Dupixent (dupilumab) was offered up as a positive example for early discussions with the right players. The FDA approved the atopic dermatitis treatment from Regeneron Pharmaceuticals Inc. and Sanofi earlier this year, and it was priced at $37,000 annually before discounts, rebates or patient assistance. (See BioWorld Today, March 29, 2017.)

"We started the dialogue early, before approval," explained Meeker, noting, interestingly, that "early conversations weren't about the drug; they were about the disease." Atopic dermatitis is "not a little rash; what we're talking about is the more severe form of that." That was the message Sanofi and Regeneron had to convey.

A bigger test is coming with the potential first U.S. gene therapy. Spark Therapeutics Inc. completed its rolling BLA last month for SPK-RPE65 for blindness-causing REP65-mediated, inherited retinal dystrophies. Because there are currently no treatments for that indication, there's no "medical spend," noted Miller. So payers are going to be asked to spend a large amount - $1 million or more – per treatment for a product that can help children see better. It's not going to give them perfect vision – "they still can't read newsprint," he said – but the impact on patients and caregivers will be what sponsors need to emphasize.

The question of how the product will affect the overall market must be answered, too. It "is probably going to be the first gene therapy [in the U.S.]," he added. "It's probably going to happen this year and we don't have a system for pay" for it.

In Spark's favor, however, is that SPK-RPE65 is intended for a tiny patient population. The bigger challenge will be when one-shot treatments for larger patient groups start hitting the market.

Social contract

Still, pricing for future drugs is only part of the debate. The biggest – and most headline-screaming – controversies for drug developers have occurred in the past couple of years due to astronomical price hikes of existing drugs, namely Turing Pharmaceuticals Inc.'s toxoplasmosis drug Daraprim and Epipen from Mylan NV. But plenty of other firms have also made it a habit to increase prices of existing drugs beyond inflation rates.

"The reality is that it's often the raising" of existing drugs' prices that is putting pressure on the system, said Miller, noting that the large increases are unique to the U.S. health care system. When a drug is launched, its initial price takes into account a return on investment. "You can't blame it on anyone but the manufacturer for raising prices."

Many companies see raising prices on existing drugs as "an opportunity to meet earnings," agreed Meeker. "But that is going to break the system."

Levin was even more adamant. "The fact of the matter is that price increase [on existing drugs] is unconscionable."

It's a sentiment echoed a day earlier during a fireside chat with Allergan plc CEO Brent Saunders, who made waves last year with a blog pledging the Dublin-based firm's social contract to patients that covered pricing and access. Among the promises, Allergan aims to "set our net in line with inflation," he said, raise prices only once per year and keep gross product price hikes under 10 percent, all in addition to expanding patient assistance program.

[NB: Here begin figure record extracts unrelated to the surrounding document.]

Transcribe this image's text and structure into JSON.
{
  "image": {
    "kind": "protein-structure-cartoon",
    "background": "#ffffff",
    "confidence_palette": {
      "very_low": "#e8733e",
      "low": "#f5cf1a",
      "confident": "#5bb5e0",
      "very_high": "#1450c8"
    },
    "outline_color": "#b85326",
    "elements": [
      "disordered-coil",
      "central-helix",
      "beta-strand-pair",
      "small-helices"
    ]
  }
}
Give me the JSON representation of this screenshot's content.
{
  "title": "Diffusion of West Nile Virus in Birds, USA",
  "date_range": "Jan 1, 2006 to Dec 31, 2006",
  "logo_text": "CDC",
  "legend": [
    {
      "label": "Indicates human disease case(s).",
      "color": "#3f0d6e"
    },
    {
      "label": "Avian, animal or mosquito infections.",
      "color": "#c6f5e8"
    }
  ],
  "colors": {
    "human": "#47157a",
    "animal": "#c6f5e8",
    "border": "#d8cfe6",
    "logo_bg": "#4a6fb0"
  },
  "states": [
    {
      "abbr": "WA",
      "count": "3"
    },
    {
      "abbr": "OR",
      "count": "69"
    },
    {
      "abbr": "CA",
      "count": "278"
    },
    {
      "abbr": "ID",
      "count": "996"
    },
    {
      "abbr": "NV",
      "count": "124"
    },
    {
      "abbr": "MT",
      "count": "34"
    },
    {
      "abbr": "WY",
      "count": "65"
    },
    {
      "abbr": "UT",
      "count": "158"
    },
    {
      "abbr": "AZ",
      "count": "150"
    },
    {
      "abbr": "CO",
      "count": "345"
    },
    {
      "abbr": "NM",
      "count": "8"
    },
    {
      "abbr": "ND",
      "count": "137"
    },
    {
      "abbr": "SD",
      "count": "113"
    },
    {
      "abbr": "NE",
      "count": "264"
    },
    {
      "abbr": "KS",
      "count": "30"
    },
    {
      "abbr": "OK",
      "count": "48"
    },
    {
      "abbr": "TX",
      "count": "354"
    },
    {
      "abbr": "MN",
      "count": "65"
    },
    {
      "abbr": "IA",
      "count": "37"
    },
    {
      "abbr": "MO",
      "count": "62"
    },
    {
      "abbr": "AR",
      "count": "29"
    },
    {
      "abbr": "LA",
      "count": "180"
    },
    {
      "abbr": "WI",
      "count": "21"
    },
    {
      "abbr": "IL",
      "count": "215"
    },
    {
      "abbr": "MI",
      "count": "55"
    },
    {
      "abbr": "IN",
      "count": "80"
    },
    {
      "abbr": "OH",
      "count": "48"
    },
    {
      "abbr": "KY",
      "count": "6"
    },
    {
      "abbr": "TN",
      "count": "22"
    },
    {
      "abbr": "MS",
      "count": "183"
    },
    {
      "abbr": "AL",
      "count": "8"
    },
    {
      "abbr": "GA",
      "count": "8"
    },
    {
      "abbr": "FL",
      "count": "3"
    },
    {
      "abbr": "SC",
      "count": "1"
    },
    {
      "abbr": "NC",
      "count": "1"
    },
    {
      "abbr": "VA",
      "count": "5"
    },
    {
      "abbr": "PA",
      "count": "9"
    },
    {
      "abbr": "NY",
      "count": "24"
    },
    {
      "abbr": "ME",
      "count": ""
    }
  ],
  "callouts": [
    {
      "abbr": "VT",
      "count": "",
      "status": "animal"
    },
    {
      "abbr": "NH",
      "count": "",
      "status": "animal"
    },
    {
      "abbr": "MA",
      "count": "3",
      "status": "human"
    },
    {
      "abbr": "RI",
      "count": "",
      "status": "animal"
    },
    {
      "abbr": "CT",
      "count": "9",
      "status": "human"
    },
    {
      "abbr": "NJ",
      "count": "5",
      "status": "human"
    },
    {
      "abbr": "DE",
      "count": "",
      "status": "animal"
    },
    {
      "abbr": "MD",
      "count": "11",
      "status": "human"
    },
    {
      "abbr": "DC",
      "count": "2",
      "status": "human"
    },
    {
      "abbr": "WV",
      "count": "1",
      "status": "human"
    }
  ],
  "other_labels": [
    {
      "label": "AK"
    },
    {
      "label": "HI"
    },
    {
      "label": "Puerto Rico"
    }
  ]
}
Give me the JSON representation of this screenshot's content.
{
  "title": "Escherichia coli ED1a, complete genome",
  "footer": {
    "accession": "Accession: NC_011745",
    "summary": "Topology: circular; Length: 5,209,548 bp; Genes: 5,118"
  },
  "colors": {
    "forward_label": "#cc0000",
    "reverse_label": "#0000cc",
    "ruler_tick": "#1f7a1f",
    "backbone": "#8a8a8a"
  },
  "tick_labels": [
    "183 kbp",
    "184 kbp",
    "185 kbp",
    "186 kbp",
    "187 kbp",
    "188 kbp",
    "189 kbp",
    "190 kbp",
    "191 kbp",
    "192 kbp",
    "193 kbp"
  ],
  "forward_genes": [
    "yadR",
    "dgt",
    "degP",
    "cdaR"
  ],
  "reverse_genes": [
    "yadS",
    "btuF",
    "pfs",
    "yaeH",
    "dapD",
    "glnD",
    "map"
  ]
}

"Is this the end-all, be-all? Absolutely not," he said. "It's a starting point."

In Saunders' view, the biopharma industry has no choice. "I think the political reality is that the biopharmaceutical industry is so unpopular right now," he said. "Even people who have been our champions are having a hard time."

The sector needs to "get our own house in order," before pointing to insurers and PBMs, he added. Members of Tuesday's panel also stressed that biopharma has do its part in addressing drug pricing and accessibility.

"We're all vested in this system," said Sanofi Genzyme's Meeker. "If the system breaks, we lose."